AI/LLM Security

Why LLMs Make Things Up

Part 15 of the AI/LLM mastery series — the limit no setting can fix. What hallucination really is, why it happens (the model predicts plausible text, not true text), why it cannot flag its own uncertainty, the hard limits (training cutoff, context window, lost-in-the-middle, exact maths), the full failure-mode catalogue, and how to sharply reduce it with grounding, tools, prompting and evaluation.

#ai #Fundamentals #Hallucination #Limits #LLM #Reliability

AI/LLM Mastery · Part 15 of 20 — the limit no setting can fix. Why a model produces fluent, confident text that is simply wrong, why it cannot tell you when it is guessing, and the hard limits — training cutoff, context window, exact maths — you can never tune away.

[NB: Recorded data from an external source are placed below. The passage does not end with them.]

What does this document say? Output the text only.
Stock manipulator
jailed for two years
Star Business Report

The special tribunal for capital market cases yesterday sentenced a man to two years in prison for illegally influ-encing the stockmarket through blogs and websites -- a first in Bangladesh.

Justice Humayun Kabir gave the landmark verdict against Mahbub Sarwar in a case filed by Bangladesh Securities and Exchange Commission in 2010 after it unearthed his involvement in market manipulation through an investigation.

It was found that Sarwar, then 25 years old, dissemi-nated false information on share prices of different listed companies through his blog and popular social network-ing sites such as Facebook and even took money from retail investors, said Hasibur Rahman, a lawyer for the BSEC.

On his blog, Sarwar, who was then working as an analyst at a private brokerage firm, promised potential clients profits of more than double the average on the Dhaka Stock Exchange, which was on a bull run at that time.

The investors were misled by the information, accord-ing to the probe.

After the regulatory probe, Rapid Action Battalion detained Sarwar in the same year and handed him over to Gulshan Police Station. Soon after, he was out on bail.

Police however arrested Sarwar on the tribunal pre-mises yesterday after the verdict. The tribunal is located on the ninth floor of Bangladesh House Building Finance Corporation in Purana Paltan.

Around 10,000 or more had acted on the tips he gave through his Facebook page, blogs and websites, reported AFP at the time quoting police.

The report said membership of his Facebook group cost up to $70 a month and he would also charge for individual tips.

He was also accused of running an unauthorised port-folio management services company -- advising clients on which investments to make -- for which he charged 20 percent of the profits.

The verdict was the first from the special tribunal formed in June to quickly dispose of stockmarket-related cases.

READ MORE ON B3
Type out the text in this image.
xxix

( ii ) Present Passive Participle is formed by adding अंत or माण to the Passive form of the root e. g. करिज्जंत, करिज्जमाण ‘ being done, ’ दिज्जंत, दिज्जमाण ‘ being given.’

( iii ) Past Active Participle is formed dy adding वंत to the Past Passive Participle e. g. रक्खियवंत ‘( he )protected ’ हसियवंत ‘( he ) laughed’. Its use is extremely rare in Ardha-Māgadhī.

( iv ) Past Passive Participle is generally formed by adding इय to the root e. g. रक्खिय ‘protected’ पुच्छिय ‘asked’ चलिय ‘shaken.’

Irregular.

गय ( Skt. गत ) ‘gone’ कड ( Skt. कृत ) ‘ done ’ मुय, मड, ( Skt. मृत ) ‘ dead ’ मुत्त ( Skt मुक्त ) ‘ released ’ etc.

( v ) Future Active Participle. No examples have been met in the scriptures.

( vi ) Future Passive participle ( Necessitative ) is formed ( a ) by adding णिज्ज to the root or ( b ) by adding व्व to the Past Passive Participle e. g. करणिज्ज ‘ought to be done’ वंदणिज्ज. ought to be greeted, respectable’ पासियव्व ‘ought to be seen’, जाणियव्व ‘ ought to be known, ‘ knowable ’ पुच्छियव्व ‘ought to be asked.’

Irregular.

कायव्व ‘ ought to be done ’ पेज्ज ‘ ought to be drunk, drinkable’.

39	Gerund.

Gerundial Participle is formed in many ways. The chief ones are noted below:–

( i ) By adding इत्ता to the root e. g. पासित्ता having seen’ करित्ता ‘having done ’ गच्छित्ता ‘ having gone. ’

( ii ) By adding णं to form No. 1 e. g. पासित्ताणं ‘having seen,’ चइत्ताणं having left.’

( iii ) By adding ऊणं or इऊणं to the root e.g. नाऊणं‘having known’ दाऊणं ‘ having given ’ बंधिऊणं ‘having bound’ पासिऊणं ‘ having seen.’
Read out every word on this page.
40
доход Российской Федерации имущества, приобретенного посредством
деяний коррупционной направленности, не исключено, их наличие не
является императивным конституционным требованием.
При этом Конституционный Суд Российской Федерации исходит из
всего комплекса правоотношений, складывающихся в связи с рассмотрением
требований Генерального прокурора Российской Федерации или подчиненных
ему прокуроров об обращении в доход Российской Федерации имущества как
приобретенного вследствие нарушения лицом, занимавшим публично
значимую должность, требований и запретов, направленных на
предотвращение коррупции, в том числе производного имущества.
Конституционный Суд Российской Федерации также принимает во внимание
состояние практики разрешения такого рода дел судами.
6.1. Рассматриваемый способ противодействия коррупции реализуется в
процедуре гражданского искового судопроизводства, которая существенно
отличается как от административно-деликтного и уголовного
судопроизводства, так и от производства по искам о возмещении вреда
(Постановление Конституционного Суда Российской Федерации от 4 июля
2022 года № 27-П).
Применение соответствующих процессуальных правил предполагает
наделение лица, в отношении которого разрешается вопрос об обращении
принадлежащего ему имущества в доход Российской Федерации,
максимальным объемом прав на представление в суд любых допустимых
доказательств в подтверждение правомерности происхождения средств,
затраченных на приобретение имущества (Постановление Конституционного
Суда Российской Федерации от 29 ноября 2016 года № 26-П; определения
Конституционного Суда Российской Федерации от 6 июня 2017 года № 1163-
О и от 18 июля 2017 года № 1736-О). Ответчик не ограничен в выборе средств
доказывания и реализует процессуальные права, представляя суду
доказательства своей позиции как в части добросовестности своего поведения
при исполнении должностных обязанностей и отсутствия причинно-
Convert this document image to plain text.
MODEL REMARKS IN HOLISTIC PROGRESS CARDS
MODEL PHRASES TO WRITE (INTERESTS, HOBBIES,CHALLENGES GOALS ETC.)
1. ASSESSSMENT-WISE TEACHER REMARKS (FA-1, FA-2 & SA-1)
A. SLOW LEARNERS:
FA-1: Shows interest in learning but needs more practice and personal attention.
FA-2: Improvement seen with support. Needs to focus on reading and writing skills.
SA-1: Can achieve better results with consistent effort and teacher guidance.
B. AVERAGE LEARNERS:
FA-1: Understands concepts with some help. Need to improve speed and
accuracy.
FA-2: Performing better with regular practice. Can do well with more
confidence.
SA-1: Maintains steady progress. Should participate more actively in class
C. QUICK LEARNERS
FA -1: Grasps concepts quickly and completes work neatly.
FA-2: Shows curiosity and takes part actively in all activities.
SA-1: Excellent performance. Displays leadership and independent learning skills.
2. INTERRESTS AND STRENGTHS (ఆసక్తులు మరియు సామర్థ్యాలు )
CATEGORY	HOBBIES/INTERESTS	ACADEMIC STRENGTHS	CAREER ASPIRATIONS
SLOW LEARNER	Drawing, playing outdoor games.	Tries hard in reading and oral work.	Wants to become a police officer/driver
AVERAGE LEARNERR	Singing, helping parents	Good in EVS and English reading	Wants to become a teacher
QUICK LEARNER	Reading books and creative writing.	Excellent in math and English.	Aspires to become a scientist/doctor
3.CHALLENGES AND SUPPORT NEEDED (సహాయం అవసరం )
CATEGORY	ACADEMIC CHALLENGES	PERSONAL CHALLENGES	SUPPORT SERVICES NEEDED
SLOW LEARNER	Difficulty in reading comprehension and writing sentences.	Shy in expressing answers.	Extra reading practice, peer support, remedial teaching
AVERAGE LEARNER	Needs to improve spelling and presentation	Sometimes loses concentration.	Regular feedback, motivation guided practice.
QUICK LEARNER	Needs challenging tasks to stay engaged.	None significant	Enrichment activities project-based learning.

The limit no setting can fix

Part 14 ended on a warning: no temperature, no clever sampling, no decoding trick can stop a model from producing beautifully fluent, supremely confident text that is simply, factually wrong. That is not a knob you forgot to turn — it is built into what these models are. This part explains why, and it is probably the single most important article in the series for anyone who actually relies on an LLM. Understand this and you will stop being surprised, and stop being fooled.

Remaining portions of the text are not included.